I am not able to figure out the right sets of words to see what this phenomenon is known as at the present.

5. TODO The Forms of Cells

A nice way of looking at inorganic vs organic is mentioned here. Inorganic growths mostly happen through depositions, resulting in planes (and thus edges). Organic however, happens through imbibition, which makes things more roundish because of surface tension and other structural causes which result in spherical symmetries.

I like this line:

The principle of least action explains nothing, it tells us nothing of causation, yet it illuminates a host of things. Like Maxwell's equations and other such flashes of genius it clarifies our knowledge, adds weight to our observations, brings order into our stock-in-trade of facts.

… the world and all the parts thereof tend ever to pass from less to more probable configurations; in which the physicist recognises the principle of Clausius, … with which the biologist must somehow reconcile the whole "theory of evolution".

Every time the second law comes in context of evolution, it's always presented as a contradiction by stating life is order. The above line feels much better as you focus on a more important concern with probability of configurations.

An interesting footnote:

… The nodoid was represented upside down in the first edition of this book, a mistake into which others have fallen, including no less a person than Clerk Maxwell, in his article "Capillarity" in the Encycl. Brit. 9th ed.

Here is a web version of the article. See Figure 12.

In short, the naturalist admits no exception to the rule that "The fact that we are able to classify organisms at all in accordance with the structural characteristics which they present is due to the fact of their being related by descent."

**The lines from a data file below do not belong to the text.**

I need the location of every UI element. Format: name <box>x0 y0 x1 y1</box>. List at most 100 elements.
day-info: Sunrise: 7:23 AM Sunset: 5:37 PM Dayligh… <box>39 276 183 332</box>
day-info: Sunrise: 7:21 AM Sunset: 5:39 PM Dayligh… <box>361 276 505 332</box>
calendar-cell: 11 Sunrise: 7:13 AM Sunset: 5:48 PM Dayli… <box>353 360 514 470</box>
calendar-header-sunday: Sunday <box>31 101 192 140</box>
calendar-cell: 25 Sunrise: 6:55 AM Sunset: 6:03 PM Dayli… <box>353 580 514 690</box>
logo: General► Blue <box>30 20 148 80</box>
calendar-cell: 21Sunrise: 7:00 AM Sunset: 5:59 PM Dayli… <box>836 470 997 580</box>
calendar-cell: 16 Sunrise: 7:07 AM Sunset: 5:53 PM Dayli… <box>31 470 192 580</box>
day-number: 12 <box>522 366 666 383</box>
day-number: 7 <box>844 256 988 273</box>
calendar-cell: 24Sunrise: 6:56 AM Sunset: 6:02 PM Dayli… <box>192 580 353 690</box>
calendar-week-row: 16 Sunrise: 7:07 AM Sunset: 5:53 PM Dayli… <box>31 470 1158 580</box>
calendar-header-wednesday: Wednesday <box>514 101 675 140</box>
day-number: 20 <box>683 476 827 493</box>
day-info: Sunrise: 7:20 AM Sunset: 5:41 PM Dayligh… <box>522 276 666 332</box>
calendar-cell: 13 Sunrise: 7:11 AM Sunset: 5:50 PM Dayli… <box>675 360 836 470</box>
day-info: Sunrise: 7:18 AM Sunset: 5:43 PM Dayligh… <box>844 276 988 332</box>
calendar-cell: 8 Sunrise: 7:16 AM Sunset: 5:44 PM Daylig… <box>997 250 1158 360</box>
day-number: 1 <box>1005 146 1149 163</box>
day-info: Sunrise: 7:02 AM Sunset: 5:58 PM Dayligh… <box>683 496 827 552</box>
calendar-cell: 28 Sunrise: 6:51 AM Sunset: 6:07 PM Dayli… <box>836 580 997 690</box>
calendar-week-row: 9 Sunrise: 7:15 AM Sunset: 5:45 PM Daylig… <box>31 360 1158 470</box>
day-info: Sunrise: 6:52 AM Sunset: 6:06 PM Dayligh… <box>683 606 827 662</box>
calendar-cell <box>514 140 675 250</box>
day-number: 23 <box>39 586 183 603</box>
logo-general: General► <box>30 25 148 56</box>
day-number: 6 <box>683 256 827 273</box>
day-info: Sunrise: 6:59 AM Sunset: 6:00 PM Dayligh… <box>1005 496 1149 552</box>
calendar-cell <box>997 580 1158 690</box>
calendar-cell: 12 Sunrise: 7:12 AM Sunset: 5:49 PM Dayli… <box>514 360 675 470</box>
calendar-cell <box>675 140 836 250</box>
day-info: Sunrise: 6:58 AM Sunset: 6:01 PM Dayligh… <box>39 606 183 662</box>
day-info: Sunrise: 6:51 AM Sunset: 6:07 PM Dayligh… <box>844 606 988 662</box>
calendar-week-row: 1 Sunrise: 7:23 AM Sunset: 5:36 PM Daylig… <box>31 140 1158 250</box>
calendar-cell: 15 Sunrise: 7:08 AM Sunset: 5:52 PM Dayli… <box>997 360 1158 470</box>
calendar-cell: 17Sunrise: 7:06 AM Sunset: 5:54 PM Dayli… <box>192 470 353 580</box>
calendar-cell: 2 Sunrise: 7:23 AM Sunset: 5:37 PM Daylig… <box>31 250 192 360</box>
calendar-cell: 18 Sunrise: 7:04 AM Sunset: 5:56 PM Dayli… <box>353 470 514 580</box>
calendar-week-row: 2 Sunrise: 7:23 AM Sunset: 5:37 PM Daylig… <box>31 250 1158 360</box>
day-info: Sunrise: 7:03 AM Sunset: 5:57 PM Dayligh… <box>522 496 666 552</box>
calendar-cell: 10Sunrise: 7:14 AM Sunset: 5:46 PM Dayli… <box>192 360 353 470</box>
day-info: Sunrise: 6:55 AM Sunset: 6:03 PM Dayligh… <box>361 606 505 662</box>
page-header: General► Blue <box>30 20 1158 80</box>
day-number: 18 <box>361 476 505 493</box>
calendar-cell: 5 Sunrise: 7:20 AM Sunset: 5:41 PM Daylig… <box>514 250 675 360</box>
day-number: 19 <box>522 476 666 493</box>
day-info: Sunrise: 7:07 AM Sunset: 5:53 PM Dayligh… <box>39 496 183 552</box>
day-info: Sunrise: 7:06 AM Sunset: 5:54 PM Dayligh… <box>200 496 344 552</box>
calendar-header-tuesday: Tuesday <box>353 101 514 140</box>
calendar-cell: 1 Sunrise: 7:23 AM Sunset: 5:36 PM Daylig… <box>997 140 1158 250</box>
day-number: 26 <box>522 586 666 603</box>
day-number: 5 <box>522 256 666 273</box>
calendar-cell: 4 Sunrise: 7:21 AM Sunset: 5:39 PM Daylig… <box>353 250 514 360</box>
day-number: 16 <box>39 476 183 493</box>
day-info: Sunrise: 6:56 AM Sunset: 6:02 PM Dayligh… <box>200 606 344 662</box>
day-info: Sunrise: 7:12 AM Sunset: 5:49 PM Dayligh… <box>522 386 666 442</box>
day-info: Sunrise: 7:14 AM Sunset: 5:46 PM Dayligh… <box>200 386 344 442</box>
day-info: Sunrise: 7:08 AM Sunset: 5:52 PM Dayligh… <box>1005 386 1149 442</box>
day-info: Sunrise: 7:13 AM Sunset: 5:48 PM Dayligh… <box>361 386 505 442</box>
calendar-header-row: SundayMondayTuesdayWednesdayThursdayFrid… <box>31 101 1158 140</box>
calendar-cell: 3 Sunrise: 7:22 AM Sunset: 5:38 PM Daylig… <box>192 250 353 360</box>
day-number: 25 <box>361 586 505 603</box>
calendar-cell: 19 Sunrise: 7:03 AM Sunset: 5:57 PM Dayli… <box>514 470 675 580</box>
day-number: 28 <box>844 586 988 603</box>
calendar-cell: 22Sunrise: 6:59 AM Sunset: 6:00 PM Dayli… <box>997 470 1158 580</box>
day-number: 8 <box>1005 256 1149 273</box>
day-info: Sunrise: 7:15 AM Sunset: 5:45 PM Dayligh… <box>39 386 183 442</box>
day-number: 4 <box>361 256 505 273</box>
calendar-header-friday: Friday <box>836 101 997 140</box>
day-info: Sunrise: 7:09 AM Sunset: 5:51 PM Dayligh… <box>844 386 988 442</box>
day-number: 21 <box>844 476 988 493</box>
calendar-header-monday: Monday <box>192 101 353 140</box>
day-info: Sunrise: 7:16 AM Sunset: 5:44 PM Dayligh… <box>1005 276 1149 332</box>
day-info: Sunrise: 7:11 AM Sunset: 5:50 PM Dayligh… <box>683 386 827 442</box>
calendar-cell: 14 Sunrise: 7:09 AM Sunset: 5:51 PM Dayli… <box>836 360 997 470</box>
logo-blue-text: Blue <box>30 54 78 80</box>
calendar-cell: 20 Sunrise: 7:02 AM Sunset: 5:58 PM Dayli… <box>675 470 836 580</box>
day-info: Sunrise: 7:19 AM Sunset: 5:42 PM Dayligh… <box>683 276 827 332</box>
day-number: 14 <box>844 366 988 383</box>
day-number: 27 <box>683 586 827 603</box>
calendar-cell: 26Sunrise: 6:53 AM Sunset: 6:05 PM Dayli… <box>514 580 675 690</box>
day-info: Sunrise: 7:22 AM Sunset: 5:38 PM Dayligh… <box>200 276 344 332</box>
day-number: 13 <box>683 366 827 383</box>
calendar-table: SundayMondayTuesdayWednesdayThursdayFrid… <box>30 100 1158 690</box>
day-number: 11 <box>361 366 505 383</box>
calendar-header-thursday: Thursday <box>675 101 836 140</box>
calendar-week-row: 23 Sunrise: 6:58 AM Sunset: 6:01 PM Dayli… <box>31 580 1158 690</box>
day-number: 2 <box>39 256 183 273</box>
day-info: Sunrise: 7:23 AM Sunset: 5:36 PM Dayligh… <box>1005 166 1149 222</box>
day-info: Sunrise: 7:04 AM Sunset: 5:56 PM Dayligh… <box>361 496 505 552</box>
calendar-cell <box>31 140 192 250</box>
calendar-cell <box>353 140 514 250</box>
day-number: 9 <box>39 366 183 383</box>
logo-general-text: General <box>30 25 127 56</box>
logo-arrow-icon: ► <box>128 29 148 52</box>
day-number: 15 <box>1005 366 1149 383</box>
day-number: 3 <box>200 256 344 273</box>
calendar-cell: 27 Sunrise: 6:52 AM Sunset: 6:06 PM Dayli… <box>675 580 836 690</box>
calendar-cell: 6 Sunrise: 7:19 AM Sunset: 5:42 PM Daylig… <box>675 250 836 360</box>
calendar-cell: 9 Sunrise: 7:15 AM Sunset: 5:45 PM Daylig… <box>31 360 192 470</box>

This contrasts with the physicists' perspective:;

… regarding these "species" [referring to snowflakes] of his, the physicist makes no assumptions: he records them simpliciter; he notes, as best he can, the circumstances (such as temperature and humidity) under which each occurs, in the hope of elucidating the conditions which determine their formation; but above all, he does not introduce the element of time, and of succession, or discuss their origin and affiliation as an historical sequence of events.